US lawmakers don’t want Olympic athletes to use digital yuan at 2022 games
The trio urged the Olympic committee to work with federal agencies “to protect the privacy of American athletes from the Chinese Communist Government.”
Three U.S. senators have signed a letter urging Olympic officials to forbid American athletes from handling digital yuan during the Beijing 2022 Winter Games.
In a Monday letter to U.S. Olympic and Paralympic Committee board chair Susanne Lyons, Republican senators Marsha Blackburn, Roger Wicker, and Cynthia Lummis requested officials prevent U.S. athletes from using or accepting digital yuan given their allegation it can be “tracked and traced” by the People’s Bank of China, or PBoC. The three claimed that the Chinese Communist Party could use the digital currency to surveil visiting athletes and upon their return to the United States.
The senators said that the Chinese government had recently rolled out new features for the digital yuan, giving officials the ability “to know the exact details of what someone purchased and where.” They cited the messaging and payment app WeChat as precedent, claiming the platform was “already being used to surveil, threaten, and arrest Chinese citizens.”
Lummis, Blackburn and Wicker requested a briefing on the topic for the Senate Committee on Commerce, Science, and Transportation within 30 days. They urged the Olympic committee to work with federal agencies “to protect the privacy of American athletes from the Chinese Communist Government.”

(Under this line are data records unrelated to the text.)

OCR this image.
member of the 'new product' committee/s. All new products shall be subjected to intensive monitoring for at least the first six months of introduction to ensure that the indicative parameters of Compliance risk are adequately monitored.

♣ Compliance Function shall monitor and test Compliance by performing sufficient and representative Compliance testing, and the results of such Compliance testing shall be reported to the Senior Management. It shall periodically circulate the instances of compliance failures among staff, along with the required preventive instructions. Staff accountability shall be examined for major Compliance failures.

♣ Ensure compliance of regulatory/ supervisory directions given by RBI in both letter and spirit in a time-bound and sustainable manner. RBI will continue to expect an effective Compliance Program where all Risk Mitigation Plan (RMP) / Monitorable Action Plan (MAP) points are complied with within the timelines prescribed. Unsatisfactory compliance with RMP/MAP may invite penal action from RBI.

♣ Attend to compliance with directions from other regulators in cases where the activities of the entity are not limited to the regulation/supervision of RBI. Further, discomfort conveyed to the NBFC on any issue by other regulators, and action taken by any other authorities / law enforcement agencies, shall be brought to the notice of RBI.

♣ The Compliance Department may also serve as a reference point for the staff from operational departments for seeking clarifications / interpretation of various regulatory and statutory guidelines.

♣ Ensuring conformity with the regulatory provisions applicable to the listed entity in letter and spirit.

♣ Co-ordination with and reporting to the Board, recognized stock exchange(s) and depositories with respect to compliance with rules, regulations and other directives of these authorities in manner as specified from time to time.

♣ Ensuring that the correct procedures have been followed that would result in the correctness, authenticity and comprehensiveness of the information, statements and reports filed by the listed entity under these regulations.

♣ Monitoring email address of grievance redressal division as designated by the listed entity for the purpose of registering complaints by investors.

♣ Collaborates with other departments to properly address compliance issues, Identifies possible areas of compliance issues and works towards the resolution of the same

Related: China aims to let foreigners use digital yuan at Winter Olympics in 2022
China started piloting trials of its digital yuan in April 2020, giving away thousands of dollars worth of the central bank digital currency, or CBDC, to residents in different cities. The PBoC also said it was exploring letting foreign athletes and visitors use the CBDC during the Beijing Winter Olympics in 2022, which would reportedly be the first such test by foreign nationals in China.

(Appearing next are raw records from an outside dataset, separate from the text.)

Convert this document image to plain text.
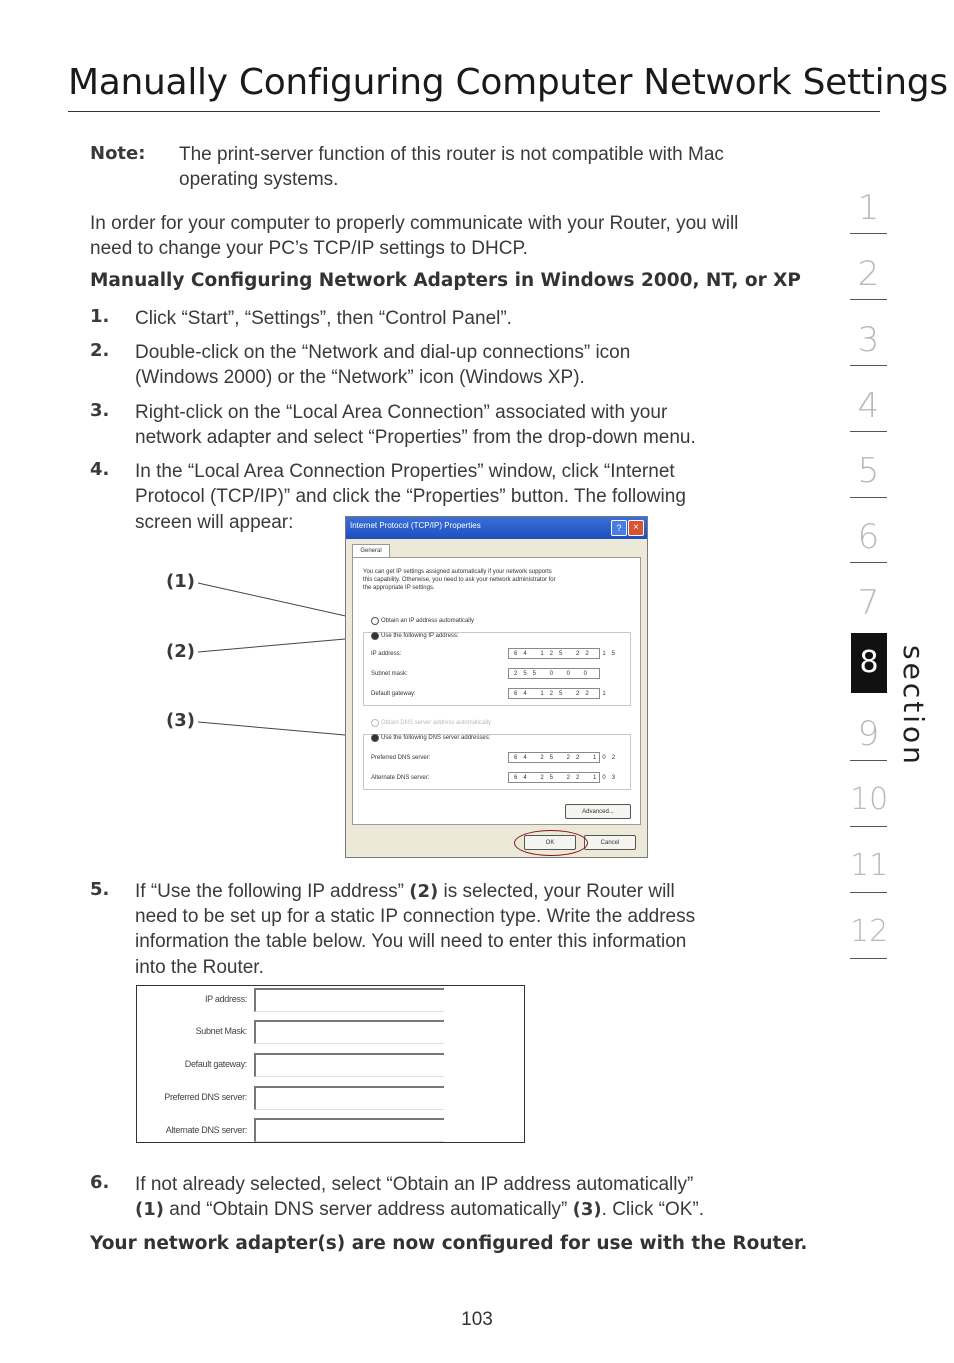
Manually Configuring Computer Network Settings
Note: The print-server function of this router is not compatible with Mac
operating systems.
In order for your computer to properly communicate with your Router, you will
need to change your PC’s TCP/IP settings to DHCP.
Manually Configuring Network Adapters in Windows 2000, NT, or XP
1. Click “Start”, “Settings”, then “Control Panel”.
2. Double-click on the “Network and dial-up connections” icon
(Windows 2000) or the “Network” icon (Windows XP).
3. Right-click on the “Local Area Connection” associated with your
network adapter and select “Properties” from the drop-down menu.
4. In the “Local Area Connection Properties” window, click “Internet
Protocol (TCP/IP)” and click the “Properties” button. The following
screen will appear:
(1)
(2)
(3)
Internet Protocol (TCP/IP) Properties	?	×
General
You can get IP settings assigned automatically if your network supports
this capability. Otherwise, you need to ask your network administrator for
the appropriate IP settings.
Obtain an IP address automatically
Use the following IP address:
IP address:	64 125 22 15
Subnet mask:	255 0 0 0
Default gateway:	64 125 22 1
Obtain DNS server address automatically
Use the following DNS server addresses:
Preferred DNS server:	64 25 22 102
Alternate DNS server:	64 25 22 103
Advanced...
OK	Cancel
5. If “Use the following IP address” (2) is selected, your Router will
need to be set up for a static IP connection type. Write the address
information the table below. You will need to enter this information
into the Router.
IP address:
Subnet Mask:
Default gateway:
Preferred DNS server:
Alternate DNS server:
6. If not already selected, select “Obtain an IP address automatically”
(1) and “Obtain DNS server address automatically” (3). Click “OK”.
Your network adapter(s) are now configured for use with the Router.
1
2
3
4
5
6
7
8
9
10
11
12
section
103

Though the 2020 Summer Olympics in Tokyo were delayed by a year due to the ongoing pandemic, Beijing is reportedly still on track in preparing for the winter games, scheduled to begin in February 2022. China’s National Health Commission has consistently reported fewer than 200 new daily domestic cases of COVID-19 since March 2020, but some reports have suggested the government is responsible for a misinformation campaign concerning the pandemic.